Fue una mañana eterna. Los nervios,
la inquietud, las ganas de verle. Y por fin, después de pasar por un examen
eterno de física, fui a la estación. Me monté en el tren con esa sensación
extraña en el estómago que me dejaba siempre mal cuerpo. Nunca me han gustado
las estaciones. Es un lugar frío, donde ves a gente llorando, despidiéndose,
dejándolo todo atrás. Pero aquel día ni siquiera pensé en ello. Cerré los ojos,
me puse mis cascos y deje que la música inundara mi cerebro.
Dos horas y media más tarde abrí
los ojos, cogí mi bolsa de viaje y me bajé del tren. Lo que sentí en aquel
momento es indescriptible. Verle ahí, en el andén, esperando, esperándome a mí,
con una sonrisa que hacía que el sol estuviera celoso, con la mirada más tierna
que un ser podía poner y notando sus ganas de abrazarme, de fundirnos, latiendo
en el aire. Y eso es lo que hicimos. Me acerqué y nos fundimos en un abrazo que
para mí duró eones pero que en realidad
no fueron más que unos segundos. Y eso sólo lo hacía más difícil. Porque yo
estaba allí para decir que ya no más, que le amaba más que a nada pero que no
podía seguir con aquello, que la distancia me estaba matando, que le echaba
tanto de menos que ya no era capaz de razonar. Yo había ido hasta allí para
decir adiós.
Pero, ¿cómo hacerlo? Estaba en
sus brazos, le sentía junto a mí, transmitiéndome toda esa seguridad que sólo
él me hacía sentir. Y lo más importante, sabía que al día siguiente, dentro de
trece horas, tomaría un tren de vuelta que me alejaría de él de nuevo. Tenía que
decírselo ya. Me estaba enamorando y no podía ser, había que cortar por lo sano
y había que hacerlo ya.
Sólo un poco más, me dije. Así que
salimos de la estación y nos perdimos en las calles. Él parecía que sabía lo
que quería decirle e intentaba ponérmelo difícil. Fue tierno, encantador,
adictivo. No podía dejar de mirarle, de reír, de besarle, de sonreír. Era feliz.

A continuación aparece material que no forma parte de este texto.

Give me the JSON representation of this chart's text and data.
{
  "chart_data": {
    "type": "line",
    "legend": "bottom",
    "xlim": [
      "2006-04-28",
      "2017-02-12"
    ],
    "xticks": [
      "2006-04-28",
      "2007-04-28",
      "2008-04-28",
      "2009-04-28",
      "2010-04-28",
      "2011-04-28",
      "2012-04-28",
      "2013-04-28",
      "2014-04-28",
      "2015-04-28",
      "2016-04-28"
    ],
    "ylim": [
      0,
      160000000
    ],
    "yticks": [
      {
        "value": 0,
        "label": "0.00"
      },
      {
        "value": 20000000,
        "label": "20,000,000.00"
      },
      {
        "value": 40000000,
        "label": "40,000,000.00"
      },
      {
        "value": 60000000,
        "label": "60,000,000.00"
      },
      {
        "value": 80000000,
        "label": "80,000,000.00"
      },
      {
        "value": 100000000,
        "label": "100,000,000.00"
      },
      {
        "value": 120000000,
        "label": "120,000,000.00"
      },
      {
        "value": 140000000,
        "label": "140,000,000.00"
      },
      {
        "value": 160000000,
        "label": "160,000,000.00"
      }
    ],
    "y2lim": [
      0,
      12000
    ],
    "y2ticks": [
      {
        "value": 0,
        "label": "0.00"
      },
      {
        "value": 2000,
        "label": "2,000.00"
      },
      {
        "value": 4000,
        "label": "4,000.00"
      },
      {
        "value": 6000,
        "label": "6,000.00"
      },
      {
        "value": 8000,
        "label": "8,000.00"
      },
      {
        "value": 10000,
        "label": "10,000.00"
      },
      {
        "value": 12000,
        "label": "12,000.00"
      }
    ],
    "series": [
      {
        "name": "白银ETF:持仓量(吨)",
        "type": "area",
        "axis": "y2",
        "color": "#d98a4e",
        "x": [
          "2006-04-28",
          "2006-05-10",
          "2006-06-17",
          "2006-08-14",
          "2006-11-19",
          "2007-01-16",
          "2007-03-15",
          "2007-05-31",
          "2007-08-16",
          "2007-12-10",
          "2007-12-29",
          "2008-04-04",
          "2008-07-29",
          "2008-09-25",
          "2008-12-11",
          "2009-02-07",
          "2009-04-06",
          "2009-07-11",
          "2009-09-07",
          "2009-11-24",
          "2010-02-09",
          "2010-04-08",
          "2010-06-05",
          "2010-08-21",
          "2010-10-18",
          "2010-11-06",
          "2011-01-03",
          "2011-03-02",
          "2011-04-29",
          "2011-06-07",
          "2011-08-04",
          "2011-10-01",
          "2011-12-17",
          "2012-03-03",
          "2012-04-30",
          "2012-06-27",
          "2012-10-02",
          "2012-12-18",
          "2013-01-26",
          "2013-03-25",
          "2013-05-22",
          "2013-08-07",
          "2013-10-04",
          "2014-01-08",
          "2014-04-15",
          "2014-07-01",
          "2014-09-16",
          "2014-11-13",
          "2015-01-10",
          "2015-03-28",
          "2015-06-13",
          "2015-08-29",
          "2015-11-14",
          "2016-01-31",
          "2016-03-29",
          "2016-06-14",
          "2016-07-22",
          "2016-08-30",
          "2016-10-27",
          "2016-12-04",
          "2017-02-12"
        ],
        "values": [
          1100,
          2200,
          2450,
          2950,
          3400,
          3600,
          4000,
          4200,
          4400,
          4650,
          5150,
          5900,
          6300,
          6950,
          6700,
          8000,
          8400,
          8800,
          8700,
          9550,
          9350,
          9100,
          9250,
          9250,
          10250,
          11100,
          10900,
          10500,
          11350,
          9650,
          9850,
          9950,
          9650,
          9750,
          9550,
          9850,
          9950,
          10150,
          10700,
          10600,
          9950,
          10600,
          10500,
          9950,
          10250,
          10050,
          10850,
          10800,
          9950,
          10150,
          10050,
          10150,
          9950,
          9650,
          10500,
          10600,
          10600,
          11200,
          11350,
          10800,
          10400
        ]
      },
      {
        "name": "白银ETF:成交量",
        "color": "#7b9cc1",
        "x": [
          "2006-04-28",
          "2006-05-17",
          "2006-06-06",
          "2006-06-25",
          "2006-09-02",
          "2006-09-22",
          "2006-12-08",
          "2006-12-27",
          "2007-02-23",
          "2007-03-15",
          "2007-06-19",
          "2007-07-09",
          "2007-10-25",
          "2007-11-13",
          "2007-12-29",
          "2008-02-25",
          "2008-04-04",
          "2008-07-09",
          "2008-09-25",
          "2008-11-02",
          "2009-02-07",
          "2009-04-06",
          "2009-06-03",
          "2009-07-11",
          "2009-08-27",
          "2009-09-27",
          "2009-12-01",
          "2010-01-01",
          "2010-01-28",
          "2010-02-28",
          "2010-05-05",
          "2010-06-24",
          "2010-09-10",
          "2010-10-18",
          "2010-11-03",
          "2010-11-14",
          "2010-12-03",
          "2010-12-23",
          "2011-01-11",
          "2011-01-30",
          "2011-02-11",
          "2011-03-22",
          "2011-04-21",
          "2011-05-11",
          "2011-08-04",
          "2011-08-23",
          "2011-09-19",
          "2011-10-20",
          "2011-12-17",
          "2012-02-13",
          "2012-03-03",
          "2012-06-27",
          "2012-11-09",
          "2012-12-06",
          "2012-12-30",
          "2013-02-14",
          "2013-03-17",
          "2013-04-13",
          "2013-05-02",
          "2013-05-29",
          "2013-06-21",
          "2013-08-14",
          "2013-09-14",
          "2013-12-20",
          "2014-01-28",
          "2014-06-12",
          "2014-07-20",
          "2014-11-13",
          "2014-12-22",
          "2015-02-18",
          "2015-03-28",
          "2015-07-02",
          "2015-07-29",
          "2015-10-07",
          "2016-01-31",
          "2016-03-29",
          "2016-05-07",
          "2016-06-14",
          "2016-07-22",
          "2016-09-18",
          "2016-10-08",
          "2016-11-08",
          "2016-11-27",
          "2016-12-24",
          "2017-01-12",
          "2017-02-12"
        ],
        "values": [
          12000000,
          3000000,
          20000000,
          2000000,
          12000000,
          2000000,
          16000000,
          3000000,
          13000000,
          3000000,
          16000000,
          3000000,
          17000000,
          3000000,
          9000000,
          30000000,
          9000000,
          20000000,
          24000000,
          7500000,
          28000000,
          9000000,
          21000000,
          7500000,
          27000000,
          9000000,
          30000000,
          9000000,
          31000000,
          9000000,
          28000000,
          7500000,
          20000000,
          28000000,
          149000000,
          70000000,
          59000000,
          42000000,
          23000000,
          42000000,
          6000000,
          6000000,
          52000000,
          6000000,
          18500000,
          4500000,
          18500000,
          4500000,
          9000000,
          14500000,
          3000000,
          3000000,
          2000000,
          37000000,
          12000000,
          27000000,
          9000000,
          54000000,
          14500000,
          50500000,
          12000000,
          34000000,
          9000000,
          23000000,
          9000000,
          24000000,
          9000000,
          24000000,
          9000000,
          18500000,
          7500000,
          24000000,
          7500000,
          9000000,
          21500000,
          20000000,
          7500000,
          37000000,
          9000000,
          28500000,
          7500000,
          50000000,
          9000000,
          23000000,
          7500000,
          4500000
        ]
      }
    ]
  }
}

Pero, ¿qué demonios estaba haciendo? Yo tenía las cosas claras al llegar. ¿Qué
me estaba pasando?
Y entonces, después de una noche
perfecta y una mañana de ensueño, se lo dije. Justo cuando quedaban pocos
minutos para salir, sentados en un banco en la estación, contemplando las vías
vacías. Le dije que lo sentía, que le quería pero que no podía. Le dije la
verdad, que me estaba enamorando y que no podía ser, que estábamos demasiado
lejos, que no iba a funcionar. No podía mirarle a los ojos. Estaba
completamente rota por dentro, pero él lo estaba por fuera, y se notaba.
Me abrazó una última vez,
enterrando su cara entre mi pelo para que yo no viera unas lágrimas que ya
había presentido en sus ojos desde el principio. Y llegó el tren. Y me fui. Con
la frente apoyada en la ventana, sin apartar mis ojos de los suyos. El tren se
puso en marcha, dejándole poco a poco atrás, y mis labios, involuntariamente,
soltaron un triste y solitario ``te quiero´´.
¿Ves lo que te digo? Yo, de una
forma o de otra, siempre acabo jodiéndolo todo. Siempre acabo haciendo todo lo
posible para arruinar mi propia felicidad. ¿Qué le voy a hacer? Yo soy así.